2Measurement precision
If geometric algorithms require complete pictures for feature analysis, then accurate relative position and shape detection is possible, but the system cannot handle partial object inputs, reducing adaptability
Solution Approach 1:
The patent performs preliminary feature extraction and candidate generation from partial images before complete object information is available. By pre-processing and extracting salient features from incomplete inputs, the system creates initial hypotheses that are then refined as more information becomes available, enabling accurate feature detection even when starting with partial object views.
Solution Approach 2:
The patent implements a dynamic recognition process that adapts to the completeness of input data. The system adjusts its processing strategy based on whether partial or complete images are provided, dynamically selecting appropriate feature extraction methods and confidence thresholds. This dynamic approach maintains measurement precision across varying input conditions while maximizing adaptability to different image completeness levels.
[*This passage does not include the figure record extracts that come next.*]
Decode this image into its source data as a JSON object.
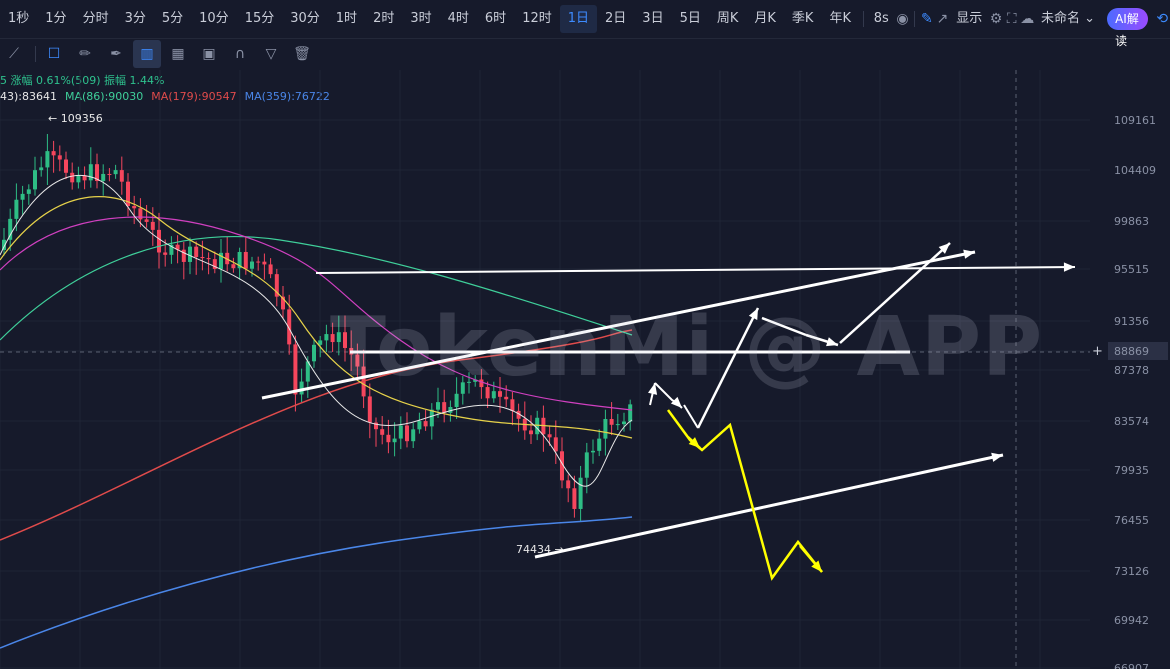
{
  "timeframes": [
    "1秒",
    "1分",
    "分时",
    "3分",
    "5分",
    "10分",
    "15分",
    "30分",
    "1时",
    "2时",
    "3时",
    "4时",
    "6时",
    "12时",
    "1日",
    "2日",
    "3日",
    "5日",
    "周K",
    "月K",
    "季K",
    "年K"
  ],
  "active_timeframe_index": 14,
  "refresh_interval": "8s",
  "display_label": "显示",
  "cloud_label": "未命名",
  "ai_button_label": "AI解读",
  "info_line1": "5 涨幅 0.61%(509) 振幅 1.44%",
  "ma_lines": [
    {
      "label": "43):83641",
      "color": "#e8e8e8"
    },
    {
      "label": "MA(86):90030",
      "color": "#3fcf9a"
    },
    {
      "label": "MA(179):90547",
      "color": "#e04b4b"
    },
    {
      "label": "MA(359):76722",
      "color": "#4a86e8"
    }
  ],
  "price_axis": [
    "109161",
    "104409",
    "99863",
    "95515",
    "91356",
    "88869",
    "87378",
    "83574",
    "79935",
    "76455",
    "73126",
    "69942",
    "66907"
  ],
  "current_price": "88869",
  "high_label": "109356",
  "low_label": "74434",
  "watermark": "TokenMi @ APP",
  "colors": {
    "up": "#2ebd85",
    "down": "#f6465d",
    "accent": "#3d8bff",
    "yellow": "#ffff00",
    "white": "#ffffff"
  }
}
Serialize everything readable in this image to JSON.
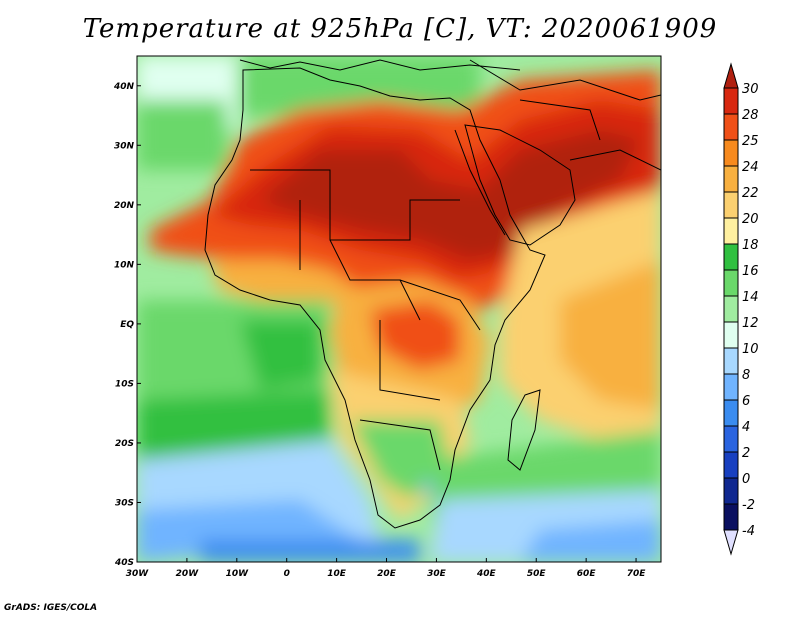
{
  "title": "Temperature at 925hPa [C], VT: 2020061909",
  "credit": "GrADS: IGES/COLA",
  "map": {
    "lon_range": [
      -30,
      75
    ],
    "lat_range": [
      -40,
      45
    ],
    "lat_ticks": [
      "40N",
      "30N",
      "20N",
      "10N",
      "EQ",
      "10S",
      "20S",
      "30S",
      "40S"
    ],
    "lon_ticks": [
      "30W",
      "20W",
      "10W",
      "0",
      "10E",
      "20E",
      "30E",
      "40E",
      "50E",
      "60E",
      "70E"
    ]
  },
  "colorbar": {
    "levels": [
      "30",
      "28",
      "25",
      "24",
      "22",
      "20",
      "18",
      "16",
      "14",
      "12",
      "10",
      "8",
      "6",
      "4",
      "2",
      "0",
      "-2",
      "-4"
    ],
    "colors": [
      "#b02010",
      "#d82810",
      "#f05018",
      "#f78a1e",
      "#f8b040",
      "#fbd070",
      "#fff0a0",
      "#30c040",
      "#6ad86a",
      "#a0eca0",
      "#e0fff0",
      "#a8d8ff",
      "#70b4ff",
      "#3a8cf0",
      "#2a64e0",
      "#1840c0",
      "#102890",
      "#0a1060",
      "#e0e0ff"
    ]
  }
}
3Adaptability or versatility
If image translation and scaling are performed to match sample dimensions, then geometric algorithms can process images, but processing time increases and real-time performance deteriorates
Solution Approach 1:
The patent changes the fundamental parameters of the recognition approach by working with feature representations rather than raw pixel data. Instead of translating and scaling entire images to match sample dimensions, the system extracts scale-invariant and rotation-invariant features that can be directly compared across different image geometries. This parameter transformation from spatial coordinates to feature space eliminates the need for computationally intensive image warping while maintaining adaptability to various image formats and achieving real-time processing speeds.
Data Source
AI summary
Methods, systems, and storage media are disclosed herein for determining objects in image data that match a plurality of captured images, in which one or more of the captured images from among the plurality of captured images may depict only a portion of an object. A computing device may extract a first feature from at least one block of the plurality of blocks from a captured image; determine a second feature; and determine a third feature. The computing device may determine, as a matching image, a stored image from among a plurality of stored images including an object that has greatest maximum correlation with the third feature. The computing device may similarly determine a matching image for each of the captured images of the plurality of images; and determine a final matching image from among the candidate matching images that best matches the combination of the plurality of captured images.